Here’s what happens when you attempt to photograph an exclusive event occurring in / around the Harajuku area’s Tamagotchi store—an employee of the store will give you the big “no” while a cop tries to decide whether or not to yell at you. They were firm but polite. Those folks crowded around the window, they showed up so early—don’t cheapen their experience!
This is the interior of a Disk Union, a record store chain that has twenty or so locations around Tokyo. Every one I visited was crammed with stock just like this. Found lotsa rare greatness here but the favorite record shop I visited is Recofan (which is just one outlet in a mall) only because it has the largest, most varied (and cheapest) used section.
Some concepts are universal, like fishing programs on Saturday morning television. This woman was very excited to have caught her little buddy here. Later that day I watched a dubbed version of The Rocketeer. That film may have been a bigger hit Stateside had they sold it as a Japanese property.
I cannot lie: I ate at KFC in Japan. The chicken is prepared for an Eastern palette. It’s lighter, thinner, less “down home” (in the parlance of U.S. comfort food). Still plenty of grease, though. Yes, this particular location has an actual bar. You need a craft beer with your biscuits and gravy?
I don’t know what this is all about. I guess you can live out all your Nintendo fantasies in Tokyo, even as Captain America and Cookie Monster.
All the excitement of Doritos without the excitement! This is good place to mention if you’re out in Tokyo and you need help or directions, the average Japanese citizen would love to assist you but conversational English skills are rare. Learn to say “I’m sorry, I don’t speak Japanese, do you understand English?” in Japanese and conclude interactions with a bow (luckily some words, like “coffee” and “Barack Obama,” transcend cultural barriers).

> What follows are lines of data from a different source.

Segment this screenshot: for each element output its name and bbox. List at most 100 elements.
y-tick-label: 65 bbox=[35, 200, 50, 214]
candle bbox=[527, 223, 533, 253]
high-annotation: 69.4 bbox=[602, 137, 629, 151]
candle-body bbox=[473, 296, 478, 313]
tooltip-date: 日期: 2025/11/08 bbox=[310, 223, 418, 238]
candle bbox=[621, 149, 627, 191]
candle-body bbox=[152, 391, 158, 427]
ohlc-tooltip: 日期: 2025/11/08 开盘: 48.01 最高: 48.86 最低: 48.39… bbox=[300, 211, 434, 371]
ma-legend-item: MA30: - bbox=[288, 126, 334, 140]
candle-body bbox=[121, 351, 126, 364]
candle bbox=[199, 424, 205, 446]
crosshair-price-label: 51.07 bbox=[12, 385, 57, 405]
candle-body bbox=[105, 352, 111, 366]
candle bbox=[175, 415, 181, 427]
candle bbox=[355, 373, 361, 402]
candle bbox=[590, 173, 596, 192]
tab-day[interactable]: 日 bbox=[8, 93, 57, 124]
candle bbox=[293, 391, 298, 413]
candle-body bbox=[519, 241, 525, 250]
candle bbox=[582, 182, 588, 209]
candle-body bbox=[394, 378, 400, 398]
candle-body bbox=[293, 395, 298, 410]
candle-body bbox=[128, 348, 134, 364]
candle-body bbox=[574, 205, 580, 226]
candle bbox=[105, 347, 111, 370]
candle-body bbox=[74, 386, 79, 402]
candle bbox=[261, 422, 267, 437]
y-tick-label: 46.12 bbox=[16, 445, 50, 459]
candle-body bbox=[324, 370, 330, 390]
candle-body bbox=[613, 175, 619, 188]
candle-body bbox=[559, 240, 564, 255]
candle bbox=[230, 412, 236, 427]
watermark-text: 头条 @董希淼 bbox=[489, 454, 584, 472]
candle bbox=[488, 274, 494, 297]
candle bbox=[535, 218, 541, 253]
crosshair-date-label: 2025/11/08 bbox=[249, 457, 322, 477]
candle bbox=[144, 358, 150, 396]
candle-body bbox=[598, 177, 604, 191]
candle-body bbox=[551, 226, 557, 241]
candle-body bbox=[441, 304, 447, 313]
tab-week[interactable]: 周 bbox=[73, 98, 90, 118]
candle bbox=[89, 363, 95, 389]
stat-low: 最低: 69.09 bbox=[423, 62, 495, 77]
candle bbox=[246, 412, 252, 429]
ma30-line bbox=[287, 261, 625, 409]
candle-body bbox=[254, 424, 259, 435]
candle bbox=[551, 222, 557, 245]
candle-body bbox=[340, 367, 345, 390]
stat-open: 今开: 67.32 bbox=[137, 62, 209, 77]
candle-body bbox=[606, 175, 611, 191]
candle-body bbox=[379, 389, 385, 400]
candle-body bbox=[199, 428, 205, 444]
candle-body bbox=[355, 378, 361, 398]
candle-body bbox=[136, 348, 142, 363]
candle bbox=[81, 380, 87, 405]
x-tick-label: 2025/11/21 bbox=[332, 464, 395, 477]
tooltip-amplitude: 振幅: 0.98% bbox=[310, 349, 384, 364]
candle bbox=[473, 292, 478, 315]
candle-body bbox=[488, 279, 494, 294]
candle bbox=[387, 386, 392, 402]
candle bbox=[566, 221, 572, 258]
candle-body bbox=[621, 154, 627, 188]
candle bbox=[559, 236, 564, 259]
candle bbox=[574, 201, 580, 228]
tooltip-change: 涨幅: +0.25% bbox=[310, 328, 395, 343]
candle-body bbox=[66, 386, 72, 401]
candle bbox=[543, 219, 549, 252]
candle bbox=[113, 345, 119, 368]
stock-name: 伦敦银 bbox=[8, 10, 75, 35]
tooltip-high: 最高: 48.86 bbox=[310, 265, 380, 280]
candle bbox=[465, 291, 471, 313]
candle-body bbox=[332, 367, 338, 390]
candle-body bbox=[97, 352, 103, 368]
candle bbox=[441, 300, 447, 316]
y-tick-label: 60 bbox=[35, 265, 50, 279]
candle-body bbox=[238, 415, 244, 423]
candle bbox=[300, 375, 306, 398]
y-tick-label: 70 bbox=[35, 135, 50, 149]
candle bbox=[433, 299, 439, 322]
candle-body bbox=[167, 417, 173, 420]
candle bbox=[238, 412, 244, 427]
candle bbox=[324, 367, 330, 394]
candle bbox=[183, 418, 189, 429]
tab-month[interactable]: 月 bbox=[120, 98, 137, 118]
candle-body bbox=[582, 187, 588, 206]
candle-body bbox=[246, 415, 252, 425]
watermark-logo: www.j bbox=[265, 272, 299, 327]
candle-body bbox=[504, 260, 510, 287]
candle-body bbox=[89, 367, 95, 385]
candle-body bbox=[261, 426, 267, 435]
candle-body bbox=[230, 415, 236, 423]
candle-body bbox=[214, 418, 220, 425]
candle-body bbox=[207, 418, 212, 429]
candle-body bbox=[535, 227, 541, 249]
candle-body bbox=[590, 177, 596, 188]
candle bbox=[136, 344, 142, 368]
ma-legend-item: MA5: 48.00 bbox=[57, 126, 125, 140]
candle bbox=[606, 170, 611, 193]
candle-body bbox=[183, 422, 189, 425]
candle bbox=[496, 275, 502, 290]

The kitchen / office of my sublet in the Shinjuku neighborhood. Figuring out the microwave wasn’t easy but I eventually sorted out how to properly heat a dumpling soup from 7-Eleven (surprisingly high quality). Did I mention the jet lag from the U.S. to Tokyo? It’s Herculean. If there’s a secret to conquering it I still don’t know. Spent many hours standing around this room in a daze.